En los días siguientes, bajo mi dirección, el negro Manuel y su primo Inocencio se dedicaron a reclutar los hombres que conformarían el contingente requerido. Hoy salimos al alba rumbo a la capital, vamos sin prisa para no cansar a los caballos. A medio día el sol pica a fuego, afortunadamente divisé a la vera del camino este montecillo de sombras espesas y oscuras.

Vamos a hacer un descanso bajo esos árboles, el camino es largo y una sombra tan hermosa no debemos desaprovechar – dije a mis hombres. Desensillaron sus caballos y los alivianaron de sus enseres para que pasten cómodos, unos se acostaron a echarse un sueño y otros se sentaron a conversar formando corros.  Busqué la sombra más umbrosa y me acomodé en este sitio para leer y escribir mientras descansaba.  Sin embargo, siento una inexplicable soñolencia, un deseo manso de descansar bajo el manto de esta extraña penumbra acogedora. (Se bambolea como si perdiera el equilibrio, mareado, se sienta lentamente, vuelve a su libreta y lee).

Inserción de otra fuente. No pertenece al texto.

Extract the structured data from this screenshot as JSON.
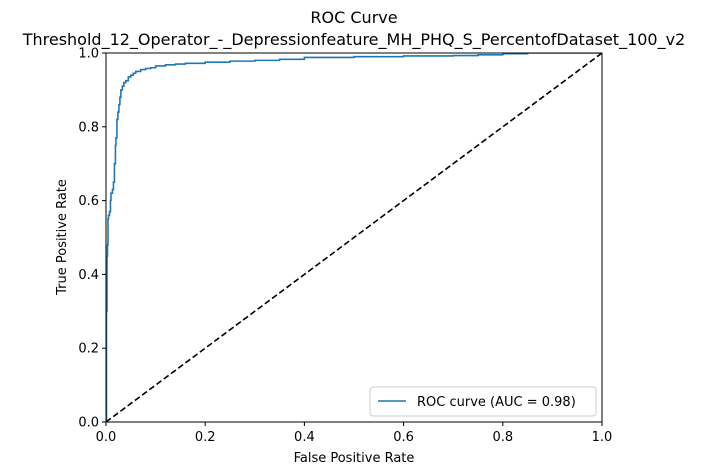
{
  "chart_data": {
    "type": "line",
    "title": "ROC Curve",
    "subtitle": "Threshold_12_Operator_-_Depressionfeature_MH_PHQ_S_PercentofDataset_100_v2",
    "xlabel": "False Positive Rate",
    "ylabel": "True Positive Rate",
    "xlim": [
      0,
      1
    ],
    "ylim": [
      0,
      1
    ],
    "xticks": [
      "0.0",
      "0.2",
      "0.4",
      "0.6",
      "0.8",
      "1.0"
    ],
    "yticks": [
      "0.0",
      "0.2",
      "0.4",
      "0.6",
      "0.8",
      "1.0"
    ],
    "grid": false,
    "legend_position": "lower-right",
    "series": [
      {
        "name": "ROC curve (AUC = 0.98)",
        "color": "#1f77b4",
        "style": "solid",
        "x": [
          0,
          0.001,
          0.002,
          0.003,
          0.004,
          0.005,
          0.007,
          0.009,
          0.01,
          0.013,
          0.015,
          0.017,
          0.019,
          0.02,
          0.022,
          0.024,
          0.026,
          0.028,
          0.03,
          0.033,
          0.036,
          0.04,
          0.045,
          0.05,
          0.055,
          0.06,
          0.07,
          0.08,
          0.09,
          0.1,
          0.12,
          0.14,
          0.16,
          0.2,
          0.25,
          0.3,
          0.35,
          0.4,
          0.5,
          0.6,
          0.7,
          0.75,
          0.8,
          0.85,
          0.9,
          1.0
        ],
        "y": [
          0,
          0.3,
          0.45,
          0.48,
          0.55,
          0.56,
          0.57,
          0.6,
          0.62,
          0.63,
          0.65,
          0.7,
          0.75,
          0.77,
          0.82,
          0.84,
          0.86,
          0.88,
          0.9,
          0.91,
          0.92,
          0.925,
          0.935,
          0.94,
          0.945,
          0.95,
          0.955,
          0.958,
          0.96,
          0.965,
          0.968,
          0.97,
          0.972,
          0.975,
          0.978,
          0.98,
          0.983,
          0.988,
          0.99,
          0.992,
          0.993,
          0.995,
          0.998,
          1.0,
          1.0,
          1.0
        ]
      },
      {
        "name": "",
        "color": "#000000",
        "style": "dashed",
        "x": [
          0,
          1
        ],
        "y": [
          0,
          1
        ]
      }
    ]
  }
}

Feliz llamo al que es menos desdichado,
y contento al que menos ha llorado.

 La libreta cae de sus manos, la cabeza se inclina, languidece, cae lentamente al suelo, muerto.

 

Nota
Los versos son fragmentos de poemas inéditos del prócer de la Independencia Antonio Tomás Yegros.

 

Nota de edición
El presente texto, “Las penumbras del viejo brigadier (Año 1865)”, está incluido en Monólogos de medianoche, libro publicado por la editorial Arandurã que obtuvo mención de honor en el Premio Nacional de Literatura 2023.  Son escritos de tinte social que abordan, desde las vivencias personales de sus protagonistas, las tragedias vividas por el Paraguay en distintos momentos de su historia.

 

* Gloria Muñoz Yegros  (Asunción, 1949) es escritora, dramaturga y actriz. Fue fundadora y miembro del Centro de Investigación y Divulgación Teatral. Realizó versiones teatrales de obras de Augusto Roa Bastos, Víctor Hugo, Alejo Carpentier y Juan Bautista Rivarola Matto. Entre sus obras estrenadas y publicadas se encuentran La Divina Comedia de Colón, La prohibición de la Niña Francia y Cenizas desolladas.